• The office of Special Counsel Robert Mueller disputed a BuzzFeed report claiming that Michael Cohen told prosecutors that President Trump instructed him to lie to Congress about Russia
  • One of BuzzFeed’s reporters claimed to have seen documents corroborating its bombshell report
  • BuzzFeed is declining to comment on ‘who saw what and when’

BuzzFeed News is declining comment on what documents its reporters may have reviewed for a now-disputed report that Michael Cohen claimed he was instructed by President Trump to lie to Congress about Russia.

“In the interest of protecting…sources, we aren’t going to speak further on the details of who saw what and when, beyond what’s in the reporting,” BuzzFeed spokesman Matt Mittenthal told The Daily Caller News Foundation on Saturday.

Mittenthal was responding to questions about BuzzFeed reporter Jason Leopold’s claims Friday to have seen documents that support the outlet’s bombshell reporting about Cohen’s interactions with the special counsel.

“We have seen documents. We have been briefed on documents. We are very confident in our reporting,” Leopold said in an interview on MSNBC to discuss a report he and co-author Anthony Cormier published Thursday night.

According to Leopold and his co-author Anthony Cormier, two law enforcement officials claimed that Cohen told the special counsel that Trump instructed him to lie to Congress in 2017 about his efforts to build a Trump Tower in Moscow during the 2016 presidential campaign.

Leopold and Cormier reported that documents, including emails, and witness testimony corroborated Cohen’s alleged comments to the special counsel.

The report generated significant buzz on Friday, with numerous Democrats calling for an investigation into whether Trump obstructed justice or suborned perjury from Cohen. The report was viewed with skepticism by others who noted that BuzzFeed did not provide dates, quotes or other specifics about Cohen’s testimony or his interactions with Trump.

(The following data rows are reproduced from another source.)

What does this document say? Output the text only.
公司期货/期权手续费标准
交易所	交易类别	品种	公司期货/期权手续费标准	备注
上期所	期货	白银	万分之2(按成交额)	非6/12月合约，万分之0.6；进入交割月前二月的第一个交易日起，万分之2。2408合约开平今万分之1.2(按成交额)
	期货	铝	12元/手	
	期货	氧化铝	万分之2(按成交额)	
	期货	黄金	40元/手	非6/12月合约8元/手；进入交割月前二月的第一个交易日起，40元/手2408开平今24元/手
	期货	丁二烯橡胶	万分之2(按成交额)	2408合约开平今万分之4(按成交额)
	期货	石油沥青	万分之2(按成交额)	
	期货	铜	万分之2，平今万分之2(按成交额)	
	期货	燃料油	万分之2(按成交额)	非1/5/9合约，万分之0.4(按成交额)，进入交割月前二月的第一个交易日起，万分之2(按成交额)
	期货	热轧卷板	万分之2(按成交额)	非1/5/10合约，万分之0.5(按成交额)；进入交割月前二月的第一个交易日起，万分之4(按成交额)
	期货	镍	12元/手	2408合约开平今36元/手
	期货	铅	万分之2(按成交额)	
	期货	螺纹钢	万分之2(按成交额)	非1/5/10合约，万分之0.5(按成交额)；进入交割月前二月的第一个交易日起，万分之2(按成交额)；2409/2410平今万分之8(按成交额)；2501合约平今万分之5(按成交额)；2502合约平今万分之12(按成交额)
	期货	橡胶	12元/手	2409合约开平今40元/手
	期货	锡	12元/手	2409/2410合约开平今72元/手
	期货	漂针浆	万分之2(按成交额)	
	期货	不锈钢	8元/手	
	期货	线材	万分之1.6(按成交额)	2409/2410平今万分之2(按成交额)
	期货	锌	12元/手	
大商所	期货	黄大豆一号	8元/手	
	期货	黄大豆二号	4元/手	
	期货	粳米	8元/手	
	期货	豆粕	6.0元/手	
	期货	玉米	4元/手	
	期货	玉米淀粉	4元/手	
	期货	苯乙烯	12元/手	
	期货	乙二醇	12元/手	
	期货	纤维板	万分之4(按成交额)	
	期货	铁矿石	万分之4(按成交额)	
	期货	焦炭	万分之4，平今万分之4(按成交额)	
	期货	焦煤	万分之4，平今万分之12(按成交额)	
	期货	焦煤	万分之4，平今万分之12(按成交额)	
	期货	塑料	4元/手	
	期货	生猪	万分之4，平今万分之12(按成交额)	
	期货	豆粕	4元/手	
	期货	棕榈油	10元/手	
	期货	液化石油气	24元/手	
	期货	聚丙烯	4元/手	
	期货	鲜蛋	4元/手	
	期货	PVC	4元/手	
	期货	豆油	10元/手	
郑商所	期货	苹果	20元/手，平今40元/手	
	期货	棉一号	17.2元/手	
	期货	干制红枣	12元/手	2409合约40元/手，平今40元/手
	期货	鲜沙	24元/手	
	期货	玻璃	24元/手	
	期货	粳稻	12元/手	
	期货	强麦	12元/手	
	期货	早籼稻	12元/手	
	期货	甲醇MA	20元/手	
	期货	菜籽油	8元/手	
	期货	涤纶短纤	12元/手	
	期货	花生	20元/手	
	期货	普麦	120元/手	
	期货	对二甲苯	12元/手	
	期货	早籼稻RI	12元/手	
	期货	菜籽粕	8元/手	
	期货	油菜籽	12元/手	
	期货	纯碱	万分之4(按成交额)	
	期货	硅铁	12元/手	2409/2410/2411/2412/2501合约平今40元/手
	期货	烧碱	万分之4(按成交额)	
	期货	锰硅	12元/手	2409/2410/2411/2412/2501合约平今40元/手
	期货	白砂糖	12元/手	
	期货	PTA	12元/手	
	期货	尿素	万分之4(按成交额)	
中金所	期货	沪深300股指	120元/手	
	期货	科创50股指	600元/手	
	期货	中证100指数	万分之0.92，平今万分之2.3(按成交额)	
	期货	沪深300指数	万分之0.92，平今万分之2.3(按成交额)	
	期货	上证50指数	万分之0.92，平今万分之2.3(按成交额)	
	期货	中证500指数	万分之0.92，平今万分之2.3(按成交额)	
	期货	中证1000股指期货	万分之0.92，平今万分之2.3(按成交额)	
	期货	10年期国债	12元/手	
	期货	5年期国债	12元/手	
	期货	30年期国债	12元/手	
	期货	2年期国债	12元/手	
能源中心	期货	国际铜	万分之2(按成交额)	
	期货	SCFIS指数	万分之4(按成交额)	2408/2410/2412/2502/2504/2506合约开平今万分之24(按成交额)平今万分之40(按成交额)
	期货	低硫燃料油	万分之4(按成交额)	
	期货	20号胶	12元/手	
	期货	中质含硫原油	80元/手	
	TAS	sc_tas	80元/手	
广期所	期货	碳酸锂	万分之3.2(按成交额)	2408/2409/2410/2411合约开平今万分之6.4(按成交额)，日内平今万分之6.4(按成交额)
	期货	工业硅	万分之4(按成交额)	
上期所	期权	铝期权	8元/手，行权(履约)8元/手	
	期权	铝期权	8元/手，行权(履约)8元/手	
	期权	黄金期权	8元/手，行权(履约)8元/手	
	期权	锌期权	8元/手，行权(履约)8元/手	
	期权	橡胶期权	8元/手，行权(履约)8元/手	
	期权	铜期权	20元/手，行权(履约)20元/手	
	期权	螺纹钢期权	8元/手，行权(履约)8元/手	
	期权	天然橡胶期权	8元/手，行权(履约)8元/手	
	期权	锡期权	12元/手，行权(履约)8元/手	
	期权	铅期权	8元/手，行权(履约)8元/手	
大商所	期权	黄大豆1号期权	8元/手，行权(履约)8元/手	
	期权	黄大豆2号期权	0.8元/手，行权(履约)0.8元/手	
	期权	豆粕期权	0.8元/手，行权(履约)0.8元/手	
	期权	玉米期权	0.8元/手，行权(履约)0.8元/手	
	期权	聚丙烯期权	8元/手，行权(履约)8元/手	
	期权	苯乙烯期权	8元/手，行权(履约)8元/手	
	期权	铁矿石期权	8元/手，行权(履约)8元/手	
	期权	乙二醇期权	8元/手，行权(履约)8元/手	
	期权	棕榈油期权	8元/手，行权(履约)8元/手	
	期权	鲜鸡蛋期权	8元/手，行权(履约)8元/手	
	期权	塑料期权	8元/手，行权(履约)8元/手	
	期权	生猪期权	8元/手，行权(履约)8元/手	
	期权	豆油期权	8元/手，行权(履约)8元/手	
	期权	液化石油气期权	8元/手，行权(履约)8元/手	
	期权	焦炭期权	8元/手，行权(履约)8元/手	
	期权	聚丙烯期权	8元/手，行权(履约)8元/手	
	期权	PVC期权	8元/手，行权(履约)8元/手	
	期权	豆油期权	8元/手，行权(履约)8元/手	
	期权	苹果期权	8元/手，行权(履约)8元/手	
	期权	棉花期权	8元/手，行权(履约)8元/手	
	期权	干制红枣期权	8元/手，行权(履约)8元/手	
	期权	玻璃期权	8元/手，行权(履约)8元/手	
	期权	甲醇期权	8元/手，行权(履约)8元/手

The story suffered a devastating blow on Friday night, when a spokesman for Special Counsel Robert Mueller issued a rare on-the-record statement that undercut the core claims in the report.

“BuzzFeed’s description of specific statements to the Special Counsel’s Office, and characterization of documents and testimony obtained by this office, regarding Michael Cohen’s Congressional testimony are not accurate,” spokesman Peter Carr said in a statement to The Daily Caller News Foundation.

BuzzFeed responded Friday night by saying that it was standing by the story. A source directly familiar with BuzzFeed’s reporting told TheDCNF on Saturday that the outlet expects the original story to be vindicated. That source declined to speak on the record about BuzzFeed expects the story to be verified or why the special counsel would dispute the story if it was accurate.

Editor Ben Smith also called on Mueller to specify which parts of the report are in dispute.

But The New York Times and Washington Post poured more cold water on BuzzFeed’s scoop Friday night by citing knowledgable sources who claimed that the Mueller statement was a full-throated rebuttal to BuzzFeed’s core assertions.

Leopold’s comments raise numerous questions about BuzzFeed’s reporting. What did the documents say? Does he still have them? Were they forgeries? When were they created? When did he see them? Did he actually see them?

A spokesman for BuzzFeed said that the outlet is “continuing to report and hopefully will have something more we can say soon.”

“Anthony and Jason have been reporting this story with the help of a group of colleagues for two years, and have reviewed a huge volume of documents and talked to dozens of sources across that period, as their reporting has indicated,” Matt Mittenthal told TheDCNF.

Carr, the special counsel’s spokesman, declined to provide additional insight into Friday’s statement.

In a separate interview on Friday, BuzzFeed’s Cormier said that he had not seen the documents referred to in BuzzFeed’s story.

“I’ve not seen it personally, but the folks that we’ve talked to, the two officials we’ve spoken to, are fully, 100 percent read in to that aspect of the special counsel’s investigation,” Cormier told CNN.

Cormier did not say that Leopold had seen the documents.

Cormier said that his two sources had access to “a number of different documents,” including notes from FBI interviews. He also asserted that his sources had provided “rock-solid information” and that what the report alleged “100 percent happened.”

Asked by Mediaite about Cormier’s comments, Leopold said: “Anthony said HE had not personally seen the documents.”